S : Depuis un an je suis tombée dans le piège des réseaux. Je passe trop de temps sur mon téléphone. Mais avant je lisais vraiment beaucoup, surtout avant la musique. C’était mon moyen d’extérioriser et de m’évader. Je pense que ça m’a aidé pour l’écriture, ça a enrichi mon vocabulaire, et j’aime bien parfois placer des réfs’ aux auteurs ou livres qui m’ont beaucoup marqué.
LP : Est ce qu’il y a des artistes avec qui t’aimerais collaborer dans le futur ?
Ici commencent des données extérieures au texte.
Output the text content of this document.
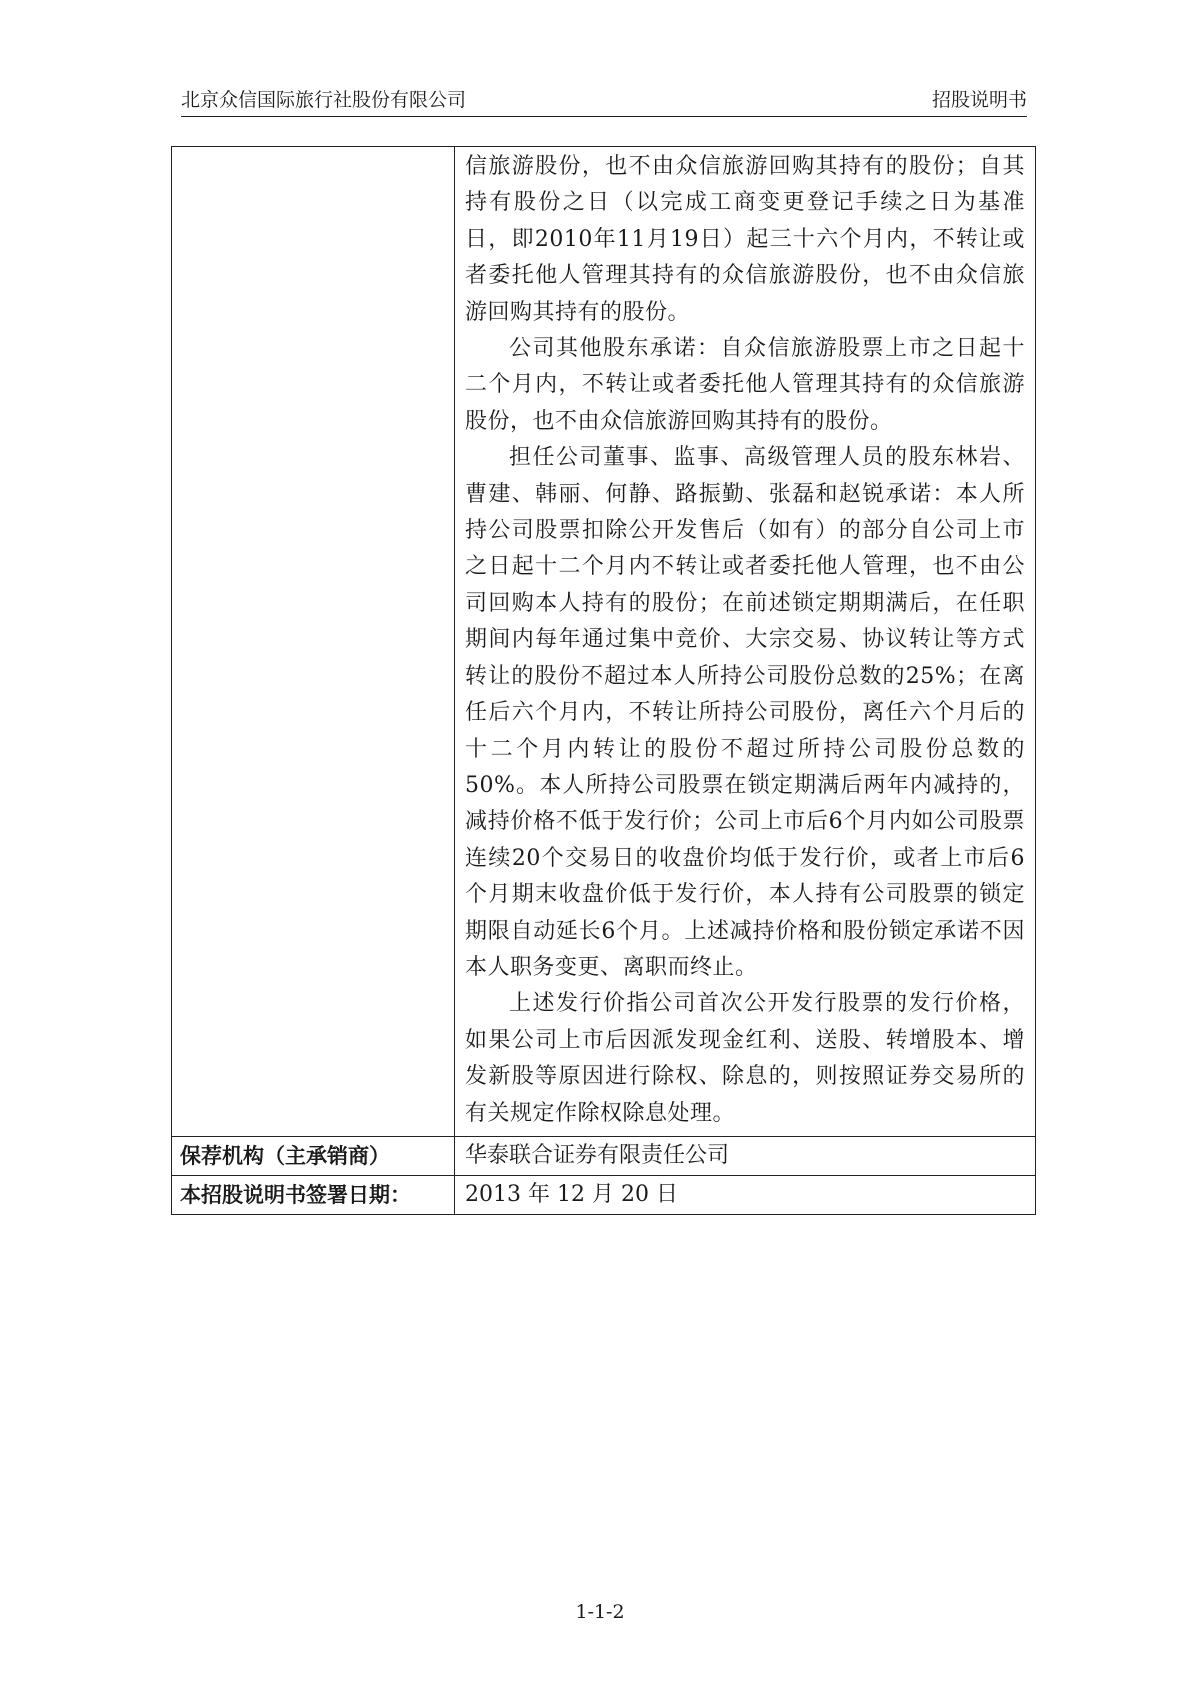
北京众信国际旅行社股份有限公司	招股说明书

	信旅游股份，也不由众信旅游回购其持有的股份；自其持有股份之日（以完成工商变更登记手续之日为基准日，即2010年11月19日）起三十六个月内，不转让或者委托他人管理其持有的众信旅游股份，也不由众信旅游回购其持有的股份。

公司其他股东承诺：自众信旅游股票上市之日起十二个月内，不转让或者委托他人管理其持有的众信旅游股份，也不由众信旅游回购其持有的股份。

担任公司董事、监事、高级管理人员的股东林岩、曹建、韩丽、何静、路振勤、张磊和赵锐承诺：本人所持公司股票扣除公开发售后（如有）的部分自公司上市之日起十二个月内不转让或者委托他人管理，也不由公司回购本人持有的股份；在前述锁定期期满后，在任职期间内每年通过集中竞价、大宗交易、协议转让等方式转让的股份不超过本人所持公司股份总数的25%；在离任后六个月内，不转让所持公司股份，离任六个月后的十二个月内转让的股份不超过所持公司股份总数的50%。本人所持公司股票在锁定期满后两年内减持的，减持价格不低于发行价；公司上市后6个月内如公司股票连续20个交易日的收盘价均低于发行价，或者上市后6个月期末收盘价低于发行价，本人持有公司股票的锁定期限自动延长6个月。上述减持价格和股份锁定承诺不因本人职务变更、离职而终止。

上述发行价指公司首次公开发行股票的发行价格，如果公司上市后因派发现金红利、送股、转增股本、增发新股等原因进行除权、除息的，则按照证券交易所的有关规定作除权除息处理。

保荐机构（主承销商）	华泰联合证券有限责任公司
本招股说明书签署日期：	2013 年 12 月 20 日
1-1-2
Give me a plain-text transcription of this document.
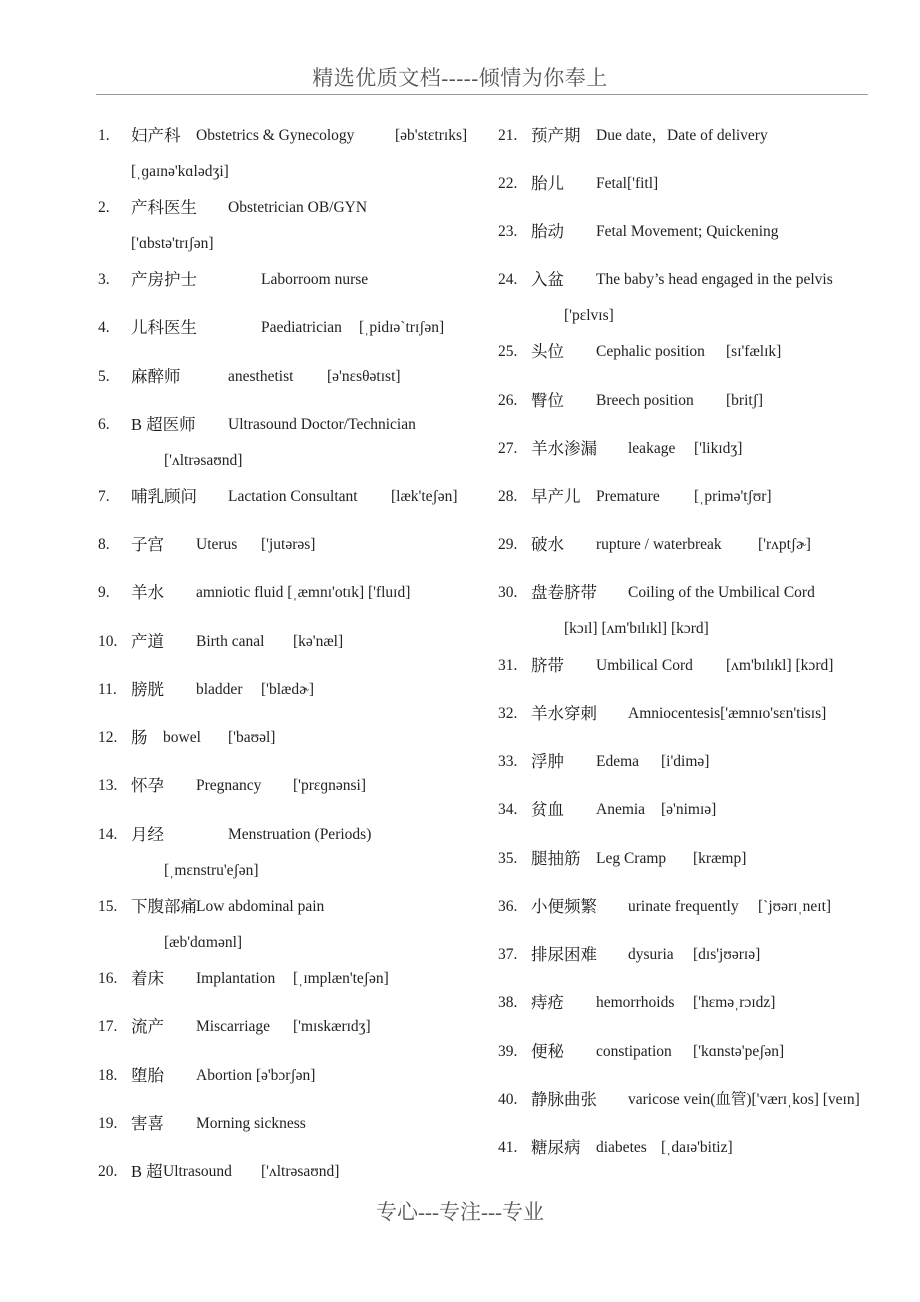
精选优质文档-----倾情为你奉上
1. 妇产科 Obstetrics & Gynecology	[əb'stɛtrɪks]
[ˌɡaɪnə'kɑlədʒi]
2. 产科医生 Obstetrician OB/GYN
['ɑbstə'trɪʃən]
3. 产房护士	Laborroom nurse
4. 儿科医生	Paediatrician [ˌpidɪəˋtrɪʃən]
5. 麻醉师	anesthetist [ə'nɛsθətɪst]
6. B 超医师 Ultrasound Doctor/Technician
['ʌltrəsaʊnd]
7. 哺乳顾问 Lactation Consultant [læk'teʃən]
8. 子宫 Uterus ['jutərəs]
9. 羊水 amniotic fluid [ˌæmnɪ'otɪk] ['fluɪd]
10. 产道 Birth canal [kə'næl]
11. 膀胱 bladder ['blædɚ]
12. 肠 bowel ['baʊəl]
13. 怀孕 Pregnancy ['prɛɡnənsi]
14. 月经	Menstruation (Periods)
[ˌmɛnstru'eʃən]
15. 下腹部痛 Low abdominal pain
[æb'dɑmənl]
16. 着床 Implantation [ˌɪmplæn'teʃən]
17. 流产 Miscarriage ['mɪskærɪdʒ]
18. 堕胎 Abortion [ə'bɔrʃən]
19. 害喜 Morning sickness
20. B 超 Ultrasound ['ʌltrəsaʊnd]
21. 预产期 Due date，Date of delivery
22. 胎儿 Fetal['fitl]
23. 胎动 Fetal Movement; Quickening
24. 入盆 The baby’s head engaged in the pelvis
['pɛlvɪs]
25. 头位 Cephalic position [sɪ'fælɪk]
26. 臀位 Breech position [britʃ]
27. 羊水渗漏 leakage ['likɪdʒ]
28. 早产儿 Premature [ˌprimə'tʃʊr]
29. 破水 rupture / waterbreak ['rʌptʃɚ]
30. 盘卷脐带 Coiling of the Umbilical Cord
[kɔɪl] [ʌm'bɪlɪkl] [kɔrd]
31. 脐带 Umbilical Cord [ʌm'bɪlɪkl] [kɔrd]
32. 羊水穿刺 Amniocentesis['æmnɪo'sɛn'tisɪs]
33. 浮肿 Edema [i'dimə]
34. 贫血 Anemia [ə'nimɪə]
35. 腿抽筋 Leg Cramp [kræmp]
36. 小便频繁 urinate frequently [ˋjʊərɪˌneɪt]
37. 排尿困难 dysuria [dɪs'jʊərɪə]
38. 痔疮 hemorrhoids ['hɛməˌrɔɪdz]
39. 便秘 constipation ['kɑnstə'peʃən]
40. 静脉曲张 varicose vein(血管)['værɪˌkos] [veɪn]
41. 糖尿病 diabetes [ˌdaɪə'bitiz]
专心---专注---专业
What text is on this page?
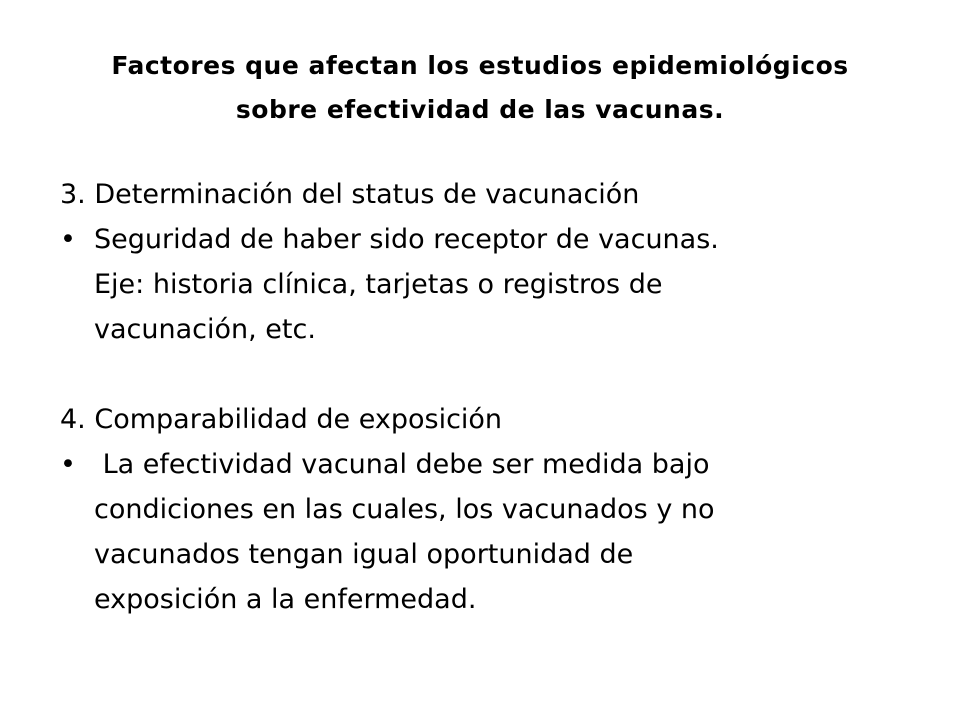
Factores que afectan los estudios epidemiológicos
sobre efectividad de las vacunas.

3. Determinación del status de vacunación

• Seguridad de haber sido receptor de vacunas.
Eje: historia clínica, tarjetas o registros de
vacunación, etc.

4. Comparabilidad de exposición

• La efectividad vacunal debe ser medida bajo
condiciones en las cuales, los vacunados y no
vacunados tengan igual oportunidad de
exposición a la enfermedad.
S : Il y’en a pleins. Actuellement j’ai la tête en Chine parce que je pars dans deux semaines. J’aimerais beaucoup collaborer avec Bloodz Boi justement dont on parlait avant. Il y a aussi un crew aux US qui s’appelle 88rising qui regroupe de grands artistes d’origine asiatique. Pas que chinois, il y a aussi des thaïlandais, des vietnamiens etc. Et parmi eux t’as des artistes comme Joji avec qui j’aimerais beaucoup taffer, ou Higher Brothers qui sont chinois.
LP : Et en France ?
Ça serait un rêve de travailler avec Laylow. J’aime beaucoup le délire de Lujipeka et j’étais une grande fan de Columbine à l’époque. Sinon Rounhaa, J9ueve, Zamdane et Theodora, je kifferais bien collaborer avec eux. Puis, il y a Arøne qui est ultra chaude également, j’aime bien ce qu’elle fait. Il y a trop d’artistes !
LP : On te le souhaite ! Dernière question, c’est quoi ton son du moment ?
S : C’est un son que j’ai découvert ce matin et que j’arrête pas d’écouter, Melissa de Jey Brownie.
DI YU est disponible sur toutes les plateformes de streaming.